Utilizing intermediaries reduces organizational complexity and allows firms to focus on developing a core competency through specialization.
Outline the various benefits of utilizing intermediaries, and understand how to capture value from the process
The primary advantage of intermediaries is the ability to focus specifically on what your organization does best. This is called specialization.
Building internal capabilities in a variety of complicated fields, such as legal, HR, accounting, BI and countless other disciplines, is often a significant investment of time and resources as well as a source of risk.
Organizations with many different departments focused on a wide variety of disciplines is likely to lose some agility due to complexity.
Intermediaries that focus on doing one thing best for a wide variety of strategic partners will likely realize economies of scale. This means that by doing something in high volume, the marginal cost of additional units is significantly lower.
Through utilizing intermediaries along the value chain, firms can maintain simple, specialized core competencies while mitigating risk and capturing economies of scale via similarly specialized partners.
The ability to focus on one specific task, and create an advantage through excelling at this task.
Why Use Intermediaries?
Organizations use intermediaries in order to allow themselves to focus on their core competency and/or competitive advantages. This creates the economic advantage of specialization, and enables multiple strategic partners to collaborate on the design, production, and distribution of countless goods and services.
For example, assume you own a company that produces top quality audio equipment (speakers, surround sound, headphones, etc.). Your sound engineers are some of the best in the business, but you have limited resources. When it comes to retailing your items, you don't have the capital to purchase property and open stores. So you use a marketing intermediary, and work with companies that sell music equipment. You also don't have the capital to open a mass manufacturing facility, so you outsource your production to specialists in audio manufacturing. Instead of building a complex tax and financeteam, you hire an accounting firm.
Next thing you know, your sound engineers, innovators, researchers and core managers are the only internal employees of your organization. The rest are value-adding intermediaries who limit your risk and allow you to focus on what you do best.

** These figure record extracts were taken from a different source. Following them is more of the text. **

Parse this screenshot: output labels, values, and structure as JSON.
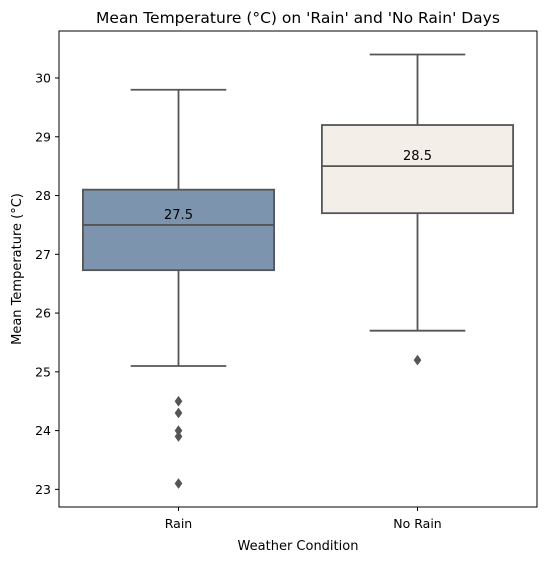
{
  "chart_data": {
    "type": "box",
    "title": "Mean Temperature (°C) on 'Rain' and 'No Rain' Days",
    "xlabel": "Weather Condition",
    "ylabel": "Mean Temperature (°C)",
    "ylim": [
      22.7,
      30.8
    ],
    "yticks": [
      23,
      24,
      25,
      26,
      27,
      28,
      29,
      30
    ],
    "grid": false,
    "categories": [
      "Rain",
      "No Rain"
    ],
    "boxes": [
      {
        "category": "Rain",
        "q1": 26.73,
        "median": 27.5,
        "q3": 28.1,
        "whisker_low": 25.1,
        "whisker_high": 29.8,
        "outliers": [
          24.5,
          24.3,
          24.0,
          23.9,
          23.1
        ],
        "median_label": "27.5",
        "color": "#7c94ae"
      },
      {
        "category": "No Rain",
        "q1": 27.7,
        "median": 28.5,
        "q3": 29.2,
        "whisker_low": 25.7,
        "whisker_high": 30.4,
        "outliers": [
          25.2
        ],
        "median_label": "28.5",
        "color": "#f3eee7"
      }
    ],
    "line_color": "#555555"
  }
}
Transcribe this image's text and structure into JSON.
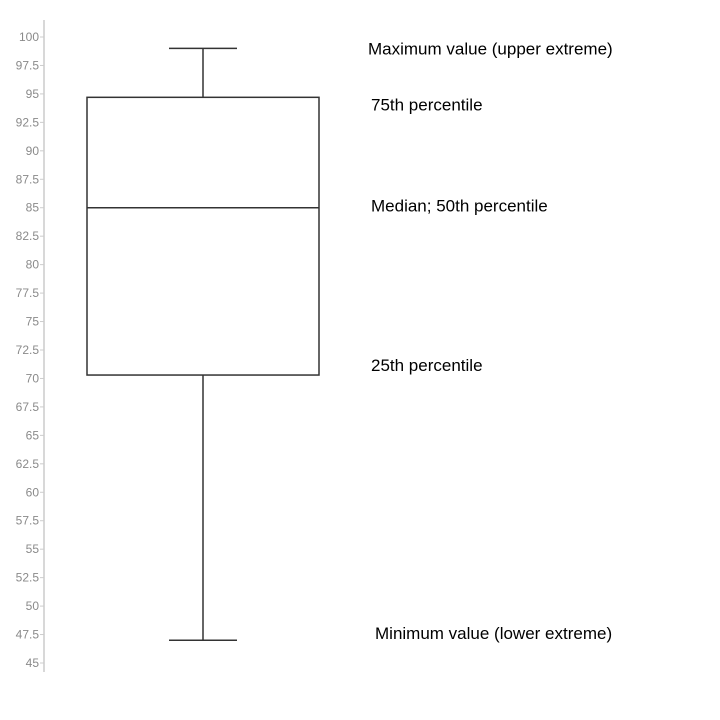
{
  "chart_data": {
    "type": "box",
    "title": "",
    "xlabel": "",
    "ylabel": "",
    "ylim": [
      45,
      100
    ],
    "y_ticks": [
      "45",
      "47.5",
      "50",
      "52.5",
      "55",
      "57.5",
      "60",
      "62.5",
      "65",
      "67.5",
      "70",
      "72.5",
      "75",
      "77.5",
      "80",
      "82.5",
      "85",
      "87.5",
      "90",
      "92.5",
      "95",
      "97.5",
      "100"
    ],
    "grid": false,
    "box": {
      "min": 47,
      "q1": 70.3,
      "median": 85,
      "q3": 94.7,
      "max": 99
    },
    "annotations": [
      {
        "key": "max",
        "text": "Maximum value (upper extreme)"
      },
      {
        "key": "q3",
        "text": "75th percentile"
      },
      {
        "key": "median",
        "text": "Median; 50th percentile"
      },
      {
        "key": "q1",
        "text": "25th percentile"
      },
      {
        "key": "min",
        "text": "Minimum value (lower extreme)"
      }
    ],
    "colors": {
      "box_stroke": "#333333",
      "axis": "#cccccc",
      "tick_label": "#8a8a8a"
    }
  }
}
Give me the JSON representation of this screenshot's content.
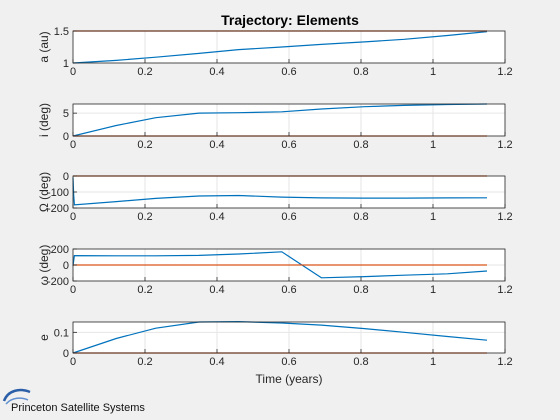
{
  "window": {
    "title": "Trajectory: Elements",
    "branding": "Princeton Satellite Systems"
  },
  "colors": {
    "background": "#f0f0f0",
    "axes_bg": "#ffffff",
    "series_blue": "#0072bd",
    "series_orange": "#d95319",
    "grid": "#e6e6e6"
  },
  "chart_data": [
    {
      "type": "line",
      "title": "Trajectory: Elements",
      "ylabel": "a (au)",
      "xlabel": "",
      "xlim": [
        0,
        1.2
      ],
      "ylim": [
        1,
        1.5
      ],
      "xticks": [
        "0",
        "0.2",
        "0.4",
        "0.6",
        "0.8",
        "1",
        "1.2"
      ],
      "yticks": [
        {
          "v": 1,
          "label": "1"
        },
        {
          "v": 1.5,
          "label": "1.5"
        }
      ],
      "grid": true,
      "series": [
        {
          "color": "blue",
          "x": [
            0,
            0.12,
            0.23,
            0.35,
            0.46,
            0.58,
            0.69,
            0.81,
            0.92,
            1.04,
            1.15
          ],
          "y": [
            1.0,
            1.04,
            1.09,
            1.15,
            1.21,
            1.25,
            1.29,
            1.33,
            1.37,
            1.43,
            1.49
          ]
        },
        {
          "color": "orange",
          "x": [
            0,
            1.15
          ],
          "y": [
            1.5,
            1.5
          ]
        }
      ]
    },
    {
      "type": "line",
      "ylabel": "i (deg)",
      "xlabel": "",
      "xlim": [
        0,
        1.2
      ],
      "ylim": [
        0,
        7
      ],
      "xticks": [
        "0",
        "0.2",
        "0.4",
        "0.6",
        "0.8",
        "1",
        "1.2"
      ],
      "yticks": [
        {
          "v": 0,
          "label": "0"
        },
        {
          "v": 5,
          "label": "5"
        }
      ],
      "grid": true,
      "series": [
        {
          "color": "blue",
          "x": [
            0,
            0.12,
            0.23,
            0.35,
            0.46,
            0.58,
            0.69,
            0.81,
            0.92,
            1.04,
            1.15
          ],
          "y": [
            0,
            2.3,
            4.0,
            5.0,
            5.1,
            5.3,
            5.9,
            6.4,
            6.7,
            6.9,
            7.0
          ]
        },
        {
          "color": "orange",
          "x": [
            0,
            1.15
          ],
          "y": [
            0,
            0
          ]
        }
      ]
    },
    {
      "type": "line",
      "ylabel": "Ω (deg)",
      "xlabel": "",
      "xlim": [
        0,
        1.2
      ],
      "ylim": [
        -200,
        0
      ],
      "xticks": [
        "0",
        "0.2",
        "0.4",
        "0.6",
        "0.8",
        "1",
        "1.2"
      ],
      "yticks": [
        {
          "v": -200,
          "label": "-200"
        },
        {
          "v": -100,
          "label": "-100"
        },
        {
          "v": 0,
          "label": "0"
        }
      ],
      "grid": true,
      "series": [
        {
          "color": "blue",
          "x": [
            0,
            0.002,
            0.004,
            0.12,
            0.23,
            0.35,
            0.46,
            0.58,
            0.69,
            0.81,
            0.92,
            1.04,
            1.15
          ],
          "y": [
            -10,
            -120,
            -180,
            -160,
            -140,
            -125,
            -122,
            -132,
            -137,
            -138,
            -138,
            -137,
            -136
          ]
        },
        {
          "color": "orange",
          "x": [
            0,
            1.15
          ],
          "y": [
            0,
            0
          ]
        }
      ]
    },
    {
      "type": "line",
      "ylabel": "ω (deg)",
      "xlabel": "",
      "xlim": [
        0,
        1.2
      ],
      "ylim": [
        -200,
        200
      ],
      "xticks": [
        "0",
        "0.2",
        "0.4",
        "0.6",
        "0.8",
        "1",
        "1.2"
      ],
      "yticks": [
        {
          "v": -200,
          "label": "-200"
        },
        {
          "v": 0,
          "label": "0"
        },
        {
          "v": 200,
          "label": "200"
        }
      ],
      "grid": true,
      "series": [
        {
          "color": "blue",
          "x": [
            0,
            0.004,
            0.12,
            0.23,
            0.35,
            0.46,
            0.58,
            0.69,
            0.81,
            0.92,
            1.04,
            1.15
          ],
          "y": [
            -10,
            118,
            115,
            115,
            120,
            137,
            165,
            -160,
            -145,
            -128,
            -110,
            -75
          ]
        },
        {
          "color": "orange",
          "x": [
            0,
            1.15
          ],
          "y": [
            0,
            0
          ]
        }
      ]
    },
    {
      "type": "line",
      "ylabel": "e",
      "xlabel": "Time (years)",
      "xlim": [
        0,
        1.2
      ],
      "ylim": [
        0,
        0.15
      ],
      "xticks": [
        "0",
        "0.2",
        "0.4",
        "0.6",
        "0.8",
        "1",
        "1.2"
      ],
      "yticks": [
        {
          "v": 0,
          "label": "0"
        },
        {
          "v": 0.1,
          "label": "0.1"
        }
      ],
      "grid": true,
      "series": [
        {
          "color": "blue",
          "x": [
            0,
            0.12,
            0.23,
            0.35,
            0.46,
            0.58,
            0.69,
            0.81,
            0.92,
            1.04,
            1.15
          ],
          "y": [
            0,
            0.07,
            0.12,
            0.15,
            0.152,
            0.145,
            0.135,
            0.118,
            0.1,
            0.08,
            0.062
          ]
        },
        {
          "color": "orange",
          "x": [
            0,
            1.15
          ],
          "y": [
            0,
            0
          ]
        }
      ]
    }
  ]
}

The Advantages of Intermediaries
Building relationships with various strategic partners along your value chain can be a significant source of competitive advantage and agility in the modern, hugely fast-paced world of business. A few key advantages in a general sense include:
Specialization and Focus - As discussed above, often one of the primary advantages of utilizing intermediaries is the ability to increase focus on a business' core products and core competency. Additionally, whomever the intermediary is shares this advantage. As a result, organizations with many intermediaries can benefit from the specializations of their partners.
Economies of Scale – On a per output basis, it is often the case that higher volume leads to lower costs per unit. If an organization were to build its own shipping and logistics department, the cost per shipment would almost certainly be higher than that of Fedex or UPS. These organizations have developed scale while perfecting their process, an advantage a small organization will find nearly impossible to duplicate.
Risk Mitigation – Trying to do everything means taking all the corresponding risks that everything has to offer. For example, an organization that takes on its own accounting and financial management will incur the risk of making tax mistakes and the fines that come along with it.
Agility – A larger organization with more moving parts, including retail, manufacturing, taxes and accounting, finance, marketing, operational management, HR, legal, database management, IT and all the other various potential requirements of modern business must face the challenge of coordinating all of these work groups towards a shared objective. This higher degree of organizational inertia is likely to significantly reduce a business' ability to progress and adapt to change.
While there are other advantages of intermediaries depending on the situation, this chart captures the broader reasoning behind the strategy of collaborating externally to fulfill certain operational requirements.